- 373 Okunma
- 0 Yorum
- 0 Beğeni
Yeni Kapılar,Yepyeni Umutlar
Sahilde yürümek ne hoştur öylesine. Akarsu kenarında veya göl kıyısında gezinmek de öyle olmalı. Bu naif doğayla bütünleşirken bizler,bu eylemleri daha eğlenceli kılmak da mümkün değil mi?
Bir yerlerde sıklıkla işittiğimiz ve pek ehemniyet vermediğimiz kimi konuların ne de önemli ve yeni kapıları açabilecek potansiyeli içinde sakladığını düşündük mü hiç? Belki de düşünmenin vakti gelmiştir. Neden veya ne gibi şeylerden söz edildiğini merak ettiren bu meseleyi biraz daha ilginç kılalım isterseniz.Halk dilinde sıkliıkla "Ekmeğini taştan çıkartmak." derler ya,bizimkisi de tam da bununla ilgili bir konu. Bu cümlede ve veya deyimdeki ironiyi gerçek anlamda da bir düşülem derim. Konu daha da berraklaşıyor değil mi? Bir avuç süslü ve sözüm ona başka diyarlarla sınırlı sanılan şu değerli taşlar, bu topraklarda yok mudur sahiden? Neden bu ülkenin doğal güzellikleri sıralanırken yer altı zenginlikleri çok katı kurallarla gözardı edilir? Bu bir bilinç mi yoksa cehalet mi?
Neredeyse üç beş gramdan daha fazla çekmeyen bu metalar,Kaf Dağı’ ndan mı çıkıyor sadece... Bu ülkenin gemoloji bölümü akademisyenleri sadece kitap tercüme ederek ve veya ders vererek mi doldururlar mesailerini? İçlerinden bir kısmının şu miilî duruşları da olmasa, değerli ve yarı değei taşlardan kimselerin haberi olmayacak sanırım. Bu ülkede,bu cennet kokulu ülkede millî gelir halen beklentilerin çokça altında ve sayısız gencimiz de ekmek kapısı peşindeyken, bu büyük potansiyel kâle almaya değmez mi sizce de?

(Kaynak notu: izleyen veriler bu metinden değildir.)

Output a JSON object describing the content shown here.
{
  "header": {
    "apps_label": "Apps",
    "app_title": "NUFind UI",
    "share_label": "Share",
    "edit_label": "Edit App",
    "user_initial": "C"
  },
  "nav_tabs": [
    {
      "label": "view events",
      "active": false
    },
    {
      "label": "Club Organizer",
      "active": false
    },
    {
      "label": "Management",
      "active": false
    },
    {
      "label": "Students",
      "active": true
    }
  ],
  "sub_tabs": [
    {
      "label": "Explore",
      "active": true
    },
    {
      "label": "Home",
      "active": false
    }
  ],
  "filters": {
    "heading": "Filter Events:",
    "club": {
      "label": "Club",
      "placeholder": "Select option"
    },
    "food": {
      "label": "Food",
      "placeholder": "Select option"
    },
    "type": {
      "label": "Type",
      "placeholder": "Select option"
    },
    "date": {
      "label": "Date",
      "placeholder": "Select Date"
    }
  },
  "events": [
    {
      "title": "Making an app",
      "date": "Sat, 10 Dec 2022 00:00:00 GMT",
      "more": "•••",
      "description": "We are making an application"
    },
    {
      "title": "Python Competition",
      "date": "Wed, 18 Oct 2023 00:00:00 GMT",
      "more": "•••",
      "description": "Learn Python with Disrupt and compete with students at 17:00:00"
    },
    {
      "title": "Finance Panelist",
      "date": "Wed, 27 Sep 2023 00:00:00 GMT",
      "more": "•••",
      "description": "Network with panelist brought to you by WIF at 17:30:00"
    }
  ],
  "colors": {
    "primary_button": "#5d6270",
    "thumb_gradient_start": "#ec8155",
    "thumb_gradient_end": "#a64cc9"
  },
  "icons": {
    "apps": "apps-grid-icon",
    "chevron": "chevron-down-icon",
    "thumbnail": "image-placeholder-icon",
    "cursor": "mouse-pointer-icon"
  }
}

Sadece tarihî,sanatsal,edebi ve yer üstü zenginliklerine odaklanmış bir anlayış ne de kısırdır oysa. Hindistan veya Güney Afrika’ nın değerli veya yarı değerli taşlarına gıpta etmek de bize bir şey katmaz,katmadi da. Bu toprağın sadece yüzeyindeki bu deverler bile dikkate alınsa, binlerce gence iş kapısı açılması içten bile değildir. İşte o kıyılar ve kenarlardaki suyun gücüyle gelen derinlerdeki bereket,yarına dair umutlarımızı güçlendirecek ve madden de bizleri daha nezih zeminlere taşıyabilecektir,diye düşünüyorum. Sanıldığı gibi yüksek teknoloji ve yatırımlar gerektirmeyen bu ciddi konu,ilgililerce de dikkate alınmalıdır kanaatindeyim. Konuyla ilgili bazı girişimcilerin de belgesel mahiyetli o çekimlerinde, aslında ne denli büyük hizmetler verdiklerini şimdi daha da iyi anlıyorum.
Adı ister elmas,ister yakut,diyasfor,necef,zirkon,kantaşı veya ametist olsun,herbirinin ülkeye katacağı katma değer rakamlarla ifade edilebilecekten çok çok ötedir. Küçük bir gezintide dikkat ve biraz da bilgi ile ne de büyük kazanımlar elde etmek mümkün aslında. Doğayı tanımak,kavramak ve onun eşsiz gelişimini ve bereketini görmek anlamında da son derece yararlı bir uğraş,meslek,hobi... Günün birinde,konuya daha duyarlı ve potansiyelin farkındalığındaki müteşebbislerin,akademisyenleri,politikacıların ve meraklıların harekete geçeceği günler yakındır, diye umut ediyorum. Bu güzelliklet sadece masallarda yoktu zaten,olmamalı da. Biraz gayret ve bilinçle kaderimiz değişebilir. Daha güzel yarınlarda yine birlikte olmak dileğiyle.
YORUMLAR
Henüz yorum yapılmamış.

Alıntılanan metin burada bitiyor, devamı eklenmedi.